London – More used to wielding a camera than a needle, taking part in a national vaccination campaign was the “last thing” documentary director Mike Day expected to be doing before the start of the coronavirus pandemic.
But the 41-year-old is now one of an army of volunteers — many with no medical qualifications — being recruited to help deliver U.K. Prime Minister Boris Johnson’s goal of vaccinating 15 million of those most at risk from the virus by mid-February.
“When I had the opportunity to do something that made a difference, I definitely wanted to jump at it, so I immediately signed up when I heard about it,” Day said at a training session for 120 volunteers at Canary Wharf in east London on Saturday.
Volunteers, wearing masks and gloves, were taught how to administer the shots on the 32nd floor of one of the business district’s skyscrapers, its windows commanding views of uninterrupted, rainswept gray skies.
“Aaah!” shouted one instructor, prompting laughter from the audience of volunteers as one participant stuck a needle into the false shoulder tied around her arm.
Another instructor from the St John Ambulance service, which specializes in first aid education, told the volunteers to push the needle “deep into the muscle.”
“Without sounding too cheesy, I thought this was a great opportunity to come together to help heal the world,” said office assistant Katherine Odell.
The 35-year-old said she wasn’t afraid of going out to administer the shot despite the amount of information she has to assimilate.
She admitted there was “always a risk” when faced with the disease but you “keep to the rules as much as you can.”
Eimear Herlihy, 31, said she was used to seeing patients every day as a dentist.
“I’m just really eager for things to go back to normal, so any way that I can help I want to be able to help,” she added.
A 19-year-old medical student at Cambridge University, Shaun Wilson said it was “exciting” to take the theory he had learned and “apply it into something that really can make a difference.”
Volunteers from all walks of life are among the 30,000 individuals who will be recruited by St. John Ambulance to administer the Pfizer-BioNTech and AstraZeneca vaccines currently authorized for general use in U.K. vaccination centers.
To qualify for the volunteer program, recruits must be over the age of 18 with a secondary school education and pass a criminal background check.
In a separate room, with their chairs carefully spaced to keep to social distancing rules, another group of volunteers is learning how they will inspire confidence in those about to receive their vaccines.
They are also instructed how to wash their hands thoroughly, safely remove their personal protective equipment and give first aid.
“One of the associated risks, and a very small associated risk with vaccination, is anaphylaxis, having a severe allergic reaction,” said Carl Fazackerley, a St. John Ambulance instructor.
“The screening will have been done by NHS colleagues before,” he added, referring to Britain’s state-run National Health Service. “So this shouldn’t happen, but it’s about being ready to deal with it if it does.”
The training day in Canary Wharf, which is replicated regularly across the U.K., allows knowledge acquired during 15 hours of online courses to be put into practice.

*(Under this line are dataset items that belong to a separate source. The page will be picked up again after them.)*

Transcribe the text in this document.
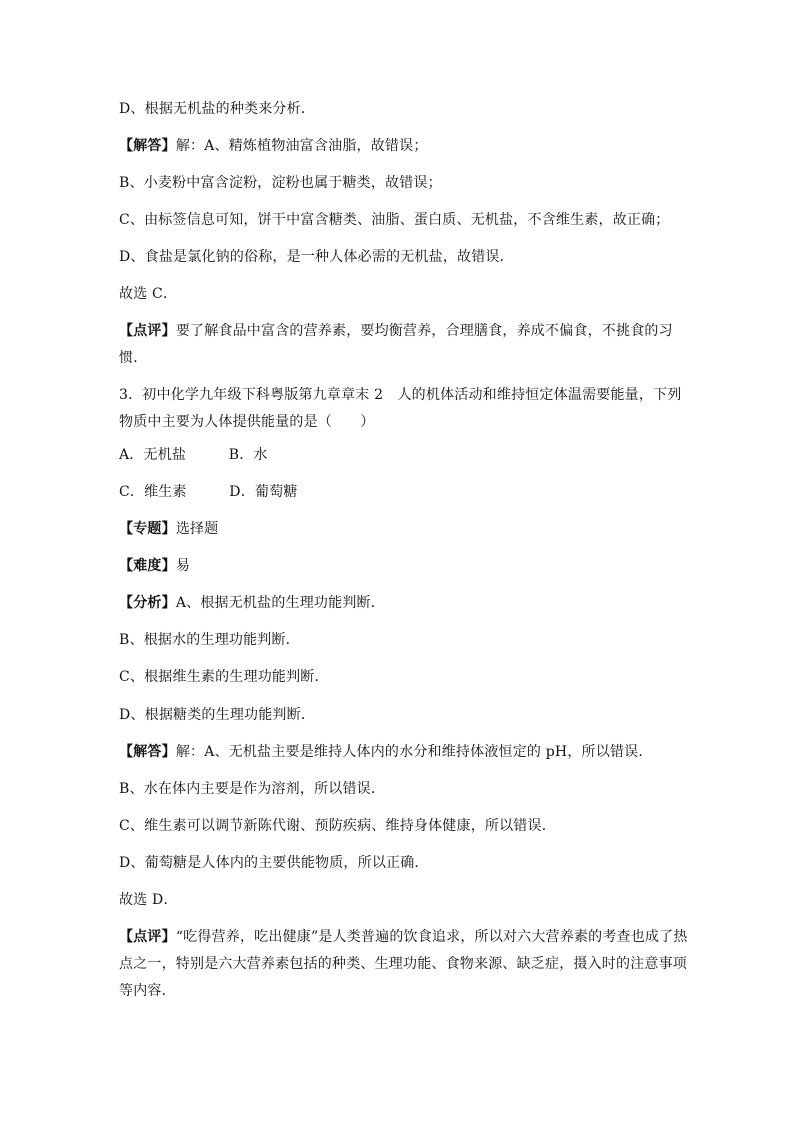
D、根据无机盐的种类来分析．
【解答】解：A、精炼植物油富含油脂，故错误；
B、小麦粉中富含淀粉，淀粉也属于糖类，故错误；
C、由标签信息可知，饼干中富含糖类、油脂、蛋白质、无机盐，不含维生素，故正确；
D、食盐是氯化钠的俗称，是一种人体必需的无机盐，故错误．
故选 C．
【点评】要了解食品中富含的营养素，要均衡营养，合理膳食，养成不偏食，不挑食的习惯．
3．初中化学九年级下科粤版第九章章末 2　人的机体活动和维持恒定体温需要能量，下列物质中主要为人体提供能量的是（　　）
A．无机盐　　　B．水
C．维生素　　　D．葡萄糖
【专题】选择题
【难度】易
【分析】A、根据无机盐的生理功能判断．
B、根据水的生理功能判断．
C、根据维生素的生理功能判断．
D、根据糖类的生理功能判断．
【解答】解：A、无机盐主要是维持人体内的水分和维持体液恒定的 pH，所以错误．
B、水在体内主要是作为溶剂，所以错误．
C、维生素可以调节新陈代谢、预防疾病、维持身体健康，所以错误．
D、葡萄糖是人体内的主要供能物质，所以正确．
故选 D．
【点评】“吃得营养，吃出健康”是人类普遍的饮食追求，所以对六大营养素的考查也成了热点之一，特别是六大营养素包括的种类、生理功能、食物来源、缺乏症，摄入时的注意事项等内容．
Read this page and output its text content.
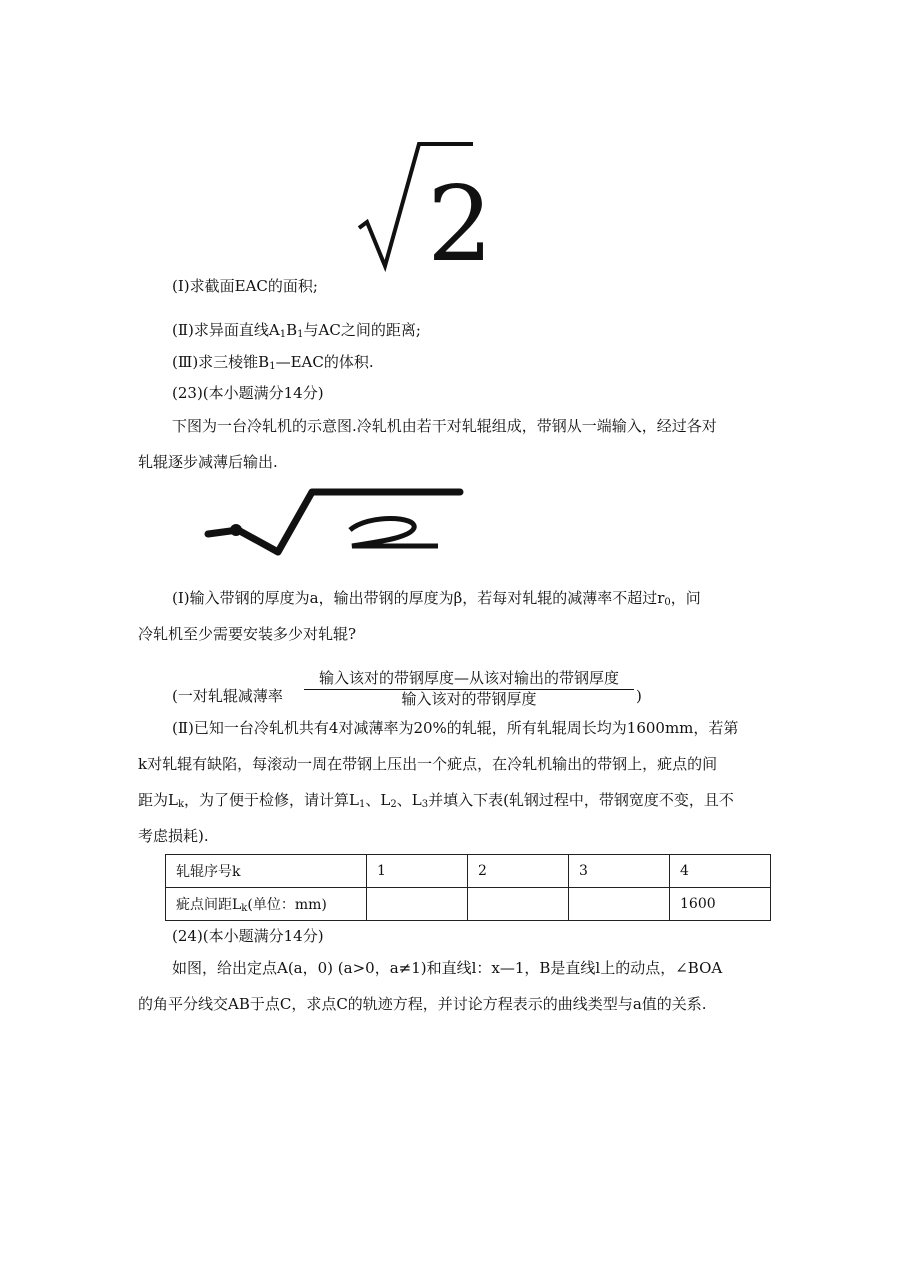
2
(Ⅰ)求截面EAC的面积;
(Ⅱ)求异面直线$A_1B_1$与AC之间的距离;
(Ⅲ)求三棱锥$B_1—EAC$的体积.
(23)(本小题满分14分)
下图为一台冷轧机的示意图.冷轧机由若干对轧辊组成，带钢从一端输入，经过各对
轧辊逐步减薄后输出.
(Ⅰ)输入带钢的厚度为a，输出带钢的厚度为β，若每对轧辊的减薄率不超过$r_0$，问
冷轧机至少需要安装多少对轧辊?
(一对轧辊减薄率
输入该对的带钢厚度—从该对输出的带钢厚度
输入该对的带钢厚度	)
(Ⅱ)已知一台冷轧机共有4对减薄率为20%的轧辊，所有轧辊周长均为1600mm，若第
k对轧辊有缺陷，每滚动一周在带钢上压出一个疵点，在冷轧机输出的带钢上，疵点的间
距为$L_k$，为了便于检修，请计算$L_1$、$L_2$、$L_3$并填入下表(轧钢过程中，带钢宽度不变，且不
考虑损耗).
轧辊序号k	1	2	3	4
疵点间距$L_k$(单位：mm)				1600
(24)(本小题满分14分)
如图，给出定点A(a，0) (a>0，a≠1)和直线l：x—1，B是直线l上的动点，∠BOA
的角平分线交AB于点C，求点C的轨迹方程，并讨论方程表示的曲线类型与a值的关系.
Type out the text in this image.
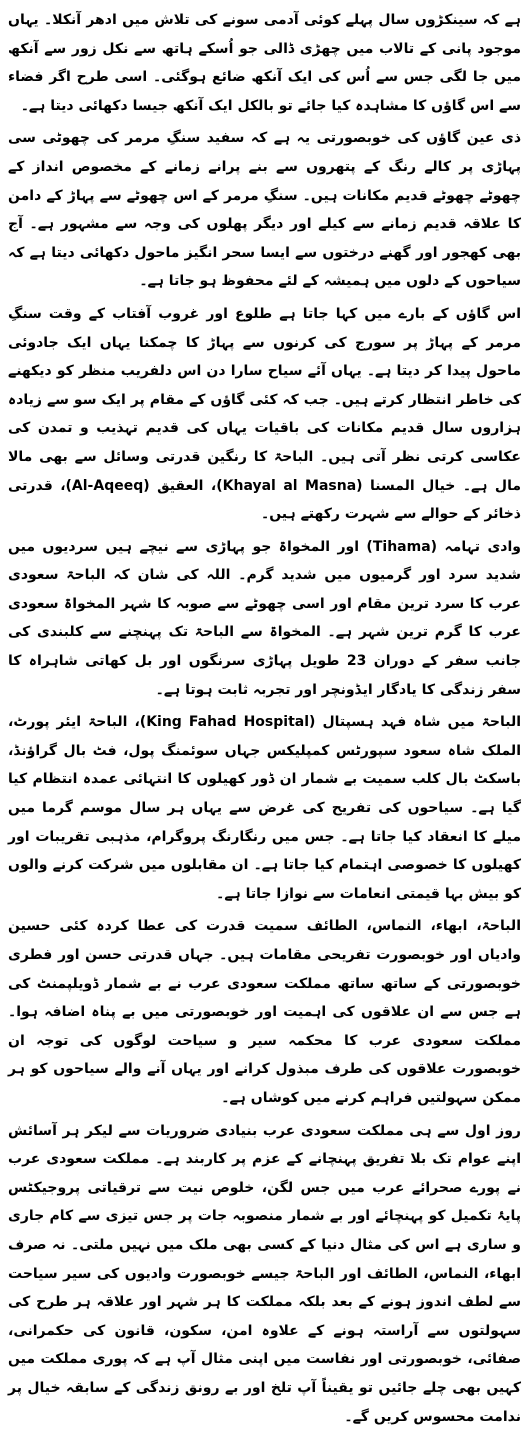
ہے کہ سینکڑوں سال پہلے کوئی آدمی سونے کی تلاش میں ادھر آنکلا۔ یہاں موجود پانی کے تالاب میں چھڑی ڈالی جو اُسکے ہاتھ سے نکل زور سے آنکھ میں جا لگی جس سے اُس کی ایک آنکھ ضائع ہوگئی۔ اسی طرح اگر فضاء سے اس گاؤں کا مشاہدہ کیا جائے تو بالکل ایک آنکھ جیسا دکھائی دیتا ہے۔

ذی عین گاؤں کی خوبصورتی یہ ہے کہ سفید سنگِ مرمر کی چھوٹی سی پہاڑی پر کالے رنگ کے پتھروں سے بنے پرانے زمانے کے مخصوص انداز کے چھوٹے چھوٹے قدیم مکانات ہیں۔ سنگِ مرمر کے اس چھوٹے سے پہاڑ کے دامن کا علاقہ قدیم زمانے سے کیلے اور دیگر پھلوں کی وجہ سے مشہور ہے۔ آج بھی کھجور اور گھنے درختوں سے ایسا سحر انگیز ماحول دکھائی دیتا ہے کہ سیاحوں کے دلوں میں ہمیشہ کے لئے محفوظ ہو جاتا ہے۔

اس گاؤں کے بارے میں کہا جاتا ہے طلوع اور غروب آفتاب کے وقت سنگِ مرمر کے پہاڑ پر سورج کی کرنوں سے پہاڑ کا چمکنا یہاں ایک جادوئی ماحول پیدا کر دیتا ہے۔ یہاں آئے سیاح سارا دن اس دلفریب منظر کو دیکھنے کی خاطر انتظار کرتے ہیں۔ جب کہ کئی گاؤں کے مقام پر ایک سو سے زیادہ ہزاروں سال قدیم مکانات کی باقیات یہاں کی قدیم تہذیب و تمدن کی عکاسی کرتی نظر آتی ہیں۔ الباحۃ کا رنگین قدرتی وسائل سے بھی مالا مال ہے۔ خیال المسنا (Khayal al Masna)، العقیق (Al-Aqeeq)، قدرتی ذخائر کے حوالے سے شہرت رکھتے ہیں۔

وادی تہامہ (Tihama) اور المخواۃ جو پہاڑی سے نیچے ہیں سردیوں میں شدید سرد اور گرمیوں میں شدید گرم۔ اللہ کی شان کہ الباحۃ سعودی عرب کا سرد ترین مقام اور اسی چھوٹے سے صوبہ کا شہر المخواۃ سعودی عرب کا گرم ترین شہر ہے۔ المخواۃ سے الباحۃ تک پہنچنے سے کلبندی کی جانب سفر کے دوران 23 طویل پہاڑی سرنگوں اور بل کھاتی شاہراہ کا سفر زندگی کا یادگار ایڈونچر اور تجربہ ثابت ہوتا ہے۔

الباحۃ میں شاہ فہد ہسپتال (King Fahad Hospital)، الباحۃ ایئر پورٹ، الملک شاہ سعود سپورٹس کمپلیکس جہاں سوئمنگ پول، فٹ بال گراؤنڈ، باسکٹ بال کلب سمیت بے شمار ان ڈور کھیلوں کا انتہائی عمدہ انتظام کیا گیا ہے۔ سیاحوں کی تفریح کی غرض سے یہاں ہر سال موسم گرما میں میلے کا انعقاد کیا جاتا ہے۔ جس میں رنگارنگ پروگرام، مذہبی تقریبات اور کھیلوں کا خصوصی اہتمام کیا جاتا ہے۔ ان مقابلوں میں شرکت کرنے والوں کو بیش بہا قیمتی انعامات سے نوازا جاتا ہے۔

الباحۃ، ابھاء، النماس، الطائف سمیت قدرت کی عطا کردہ کئی حسین وادیاں اور خوبصورت تفریحی مقامات ہیں۔ جہاں قدرتی حسن اور فطری خوبصورتی کے ساتھ ساتھ مملکت سعودی عرب نے بے شمار ڈویلپمنٹ کی ہے جس سے ان علاقوں کی اہمیت اور خوبصورتی میں بے پناہ اضافہ ہوا۔ مملکت سعودی عرب کا محکمہ سیر و سیاحت لوگوں کی توجہ ان خوبصورت علاقوں کی طرف مبذول کرانے اور یہاں آنے والے سیاحوں کو ہر ممکن سہولتیں فراہم کرنے میں کوشاں ہے۔

روز اول سے ہی مملکت سعودی عرب بنیادی ضروریات سے لیکر ہر آسائش اپنے عوام تک بلا تفریق پہنچانے کے عزم پر کاربند ہے۔ مملکت سعودی عرب نے پورے صحرائے عرب میں جس لگن، خلوص نیت سے ترقیاتی پروجیکٹس پایۂ تکمیل کو پہنچائے اور بے شمار منصوبہ جات پر جس تیزی سے کام جاری و ساری ہے اس کی مثال دنیا کے کسی بھی ملک میں نہیں ملتی۔ نہ صرف ابھاء، النماس، الطائف اور الباحۃ جیسے خوبصورت وادیوں کی سیر سیاحت سے لطف اندوز ہونے کے بعد بلکہ مملکت کا ہر شہر اور علاقہ ہر طرح کی سہولتوں سے آراستہ ہونے کے علاوہ امن، سکون، قانون کی حکمرانی، صفائی، خوبصورتی اور نفاست میں اپنی مثال آپ ہے کہ پوری مملکت میں کہیں بھی چلے جائیں تو یقیناً آپ تلخ اور بے رونق زندگی کے سابقہ خیال پر ندامت محسوس کریں گے۔
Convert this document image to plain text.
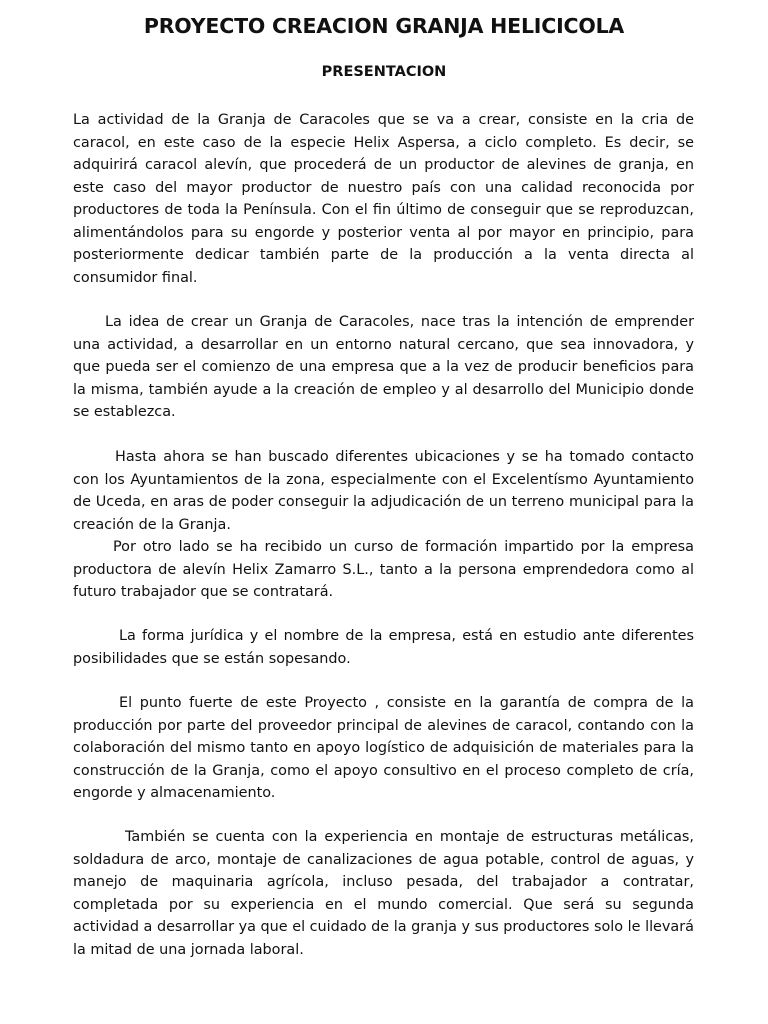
PROYECTO CREACION GRANJA HELICICOLA
PRESENTACION

La actividad de la Granja de Caracoles que se va a crear, consiste en la cria de caracol, en este caso de la especie Helix Aspersa, a ciclo completo. Es decir, se adquirirá caracol alevín, que procederá de un productor de alevines de granja, en este caso del mayor productor de nuestro país con una calidad reconocida por productores de toda la Península. Con el fin último de conseguir que se reproduzcan, alimentándolos para su engorde y posterior venta al por mayor en principio, para posteriormente dedicar también parte de la producción a la venta directa al consumidor final.

La idea de crear un Granja de Caracoles, nace tras la intención de emprender una actividad, a desarrollar en un entorno natural cercano, que sea innovadora, y que pueda ser el comienzo de una empresa que a la vez de producir beneficios para la misma, también ayude a la creación de empleo y al desarrollo del Municipio donde se establezca.

Hasta ahora se han buscado diferentes ubicaciones y se ha tomado contacto con los Ayuntamientos de la zona, especialmente con el Excelentísmo Ayuntamiento de Uceda, en aras de poder conseguir la adjudicación de un terreno municipal para la creación de la Granja.

Por otro lado se ha recibido un curso de formación impartido por la empresa productora de alevín Helix Zamarro S.L., tanto a la persona emprendedora como al futuro trabajador que se contratará.

La forma jurídica y el nombre de la empresa, está en estudio ante diferentes posibilidades que se están sopesando.

El punto fuerte de este Proyecto , consiste en la garantía de compra de la producción por parte del proveedor principal de alevines de caracol, contando con la colaboración del mismo tanto en apoyo logístico de adquisición de materiales para la construcción de la Granja, como el apoyo consultivo en el proceso completo de cría, engorde y almacenamiento.

También se cuenta con la experiencia en montaje de estructuras metálicas, soldadura de arco, montaje de canalizaciones de agua potable, control de aguas, y manejo de maquinaria agrícola, incluso pesada, del trabajador a contratar, completada por su experiencia en el mundo comercial. Que será su segunda actividad a desarrollar ya que el cuidado de la granja y sus productores solo le llevará la mitad de una jornada laboral.
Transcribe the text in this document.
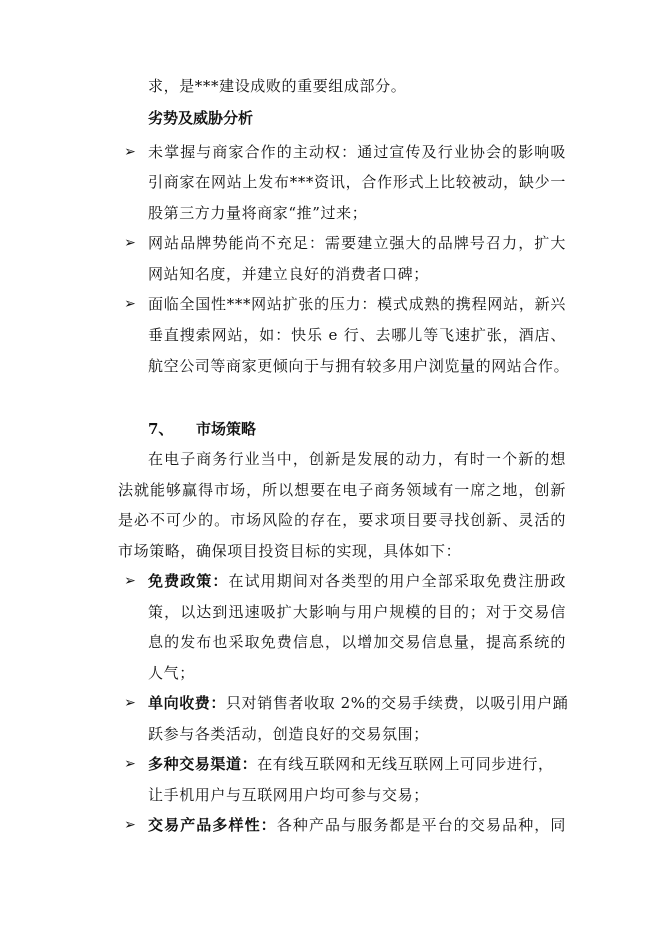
求，是***建设成败的重要组成部分。
劣势及威胁分析
➢ 未掌握与商家合作的主动权：通过宣传及行业协会的影响吸
引商家在网站上发布***资讯，合作形式上比较被动，缺少一
股第三方力量将商家“推”过来；
➢ 网站品牌势能尚不充足：需要建立强大的品牌号召力，扩大
网站知名度，并建立良好的消费者口碑；
➢ 面临全国性***网站扩张的压力：模式成熟的携程网站，新兴
垂直搜索网站，如：快乐 e 行、去哪儿等飞速扩张，酒店、
航空公司等商家更倾向于与拥有较多用户浏览量的网站合作。
7、 市场策略
在电子商务行业当中，创新是发展的动力，有时一个新的想
法就能够赢得市场，所以想要在电子商务领域有一席之地，创新
是必不可少的。市场风险的存在，要求项目要寻找创新、灵活的
市场策略，确保项目投资目标的实现，具体如下：
➢ 免费政策：在试用期间对各类型的用户全部采取免费注册政
策，以达到迅速吸扩大影响与用户规模的目的；对于交易信
息的发布也采取免费信息，以增加交易信息量，提高系统的
人气；
➢ 单向收费：只对销售者收取 2%的交易手续费，以吸引用户踊
跃参与各类活动，创造良好的交易氛围；
➢ 多种交易渠道：在有线互联网和无线互联网上可同步进行，
让手机用户与互联网用户均可参与交易；
➢ 交易产品多样性：各种产品与服务都是平台的交易品种，同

At the end of their instruction, the volunteers are immersed in a fake vaccination center.
“Volunteers are absolutely essential to this vaccination program because what they bring is scale and capacity,” Fazackerley explained.
“The NHS is already under pressure from COVID and to ask the NHS on its own this vaccination would be an impossible task,” he added.
More than 8.9 million people have already received a first dose of the vaccine in the United Kingdom, the first Western country to launch a massive vaccination campaign in early December.
However, the nation is one of the hardest hit by the pandemic with more than 106,000 deaths.
Johnson’s government has set itself the goal of administering 15 million doses to all individuals over 70 years of age and caregivers by mid-February.
“The only way that we’re really going to see our country come out of this pandemic and the world come out of this pandemic is vaccination,” Fazackerley said.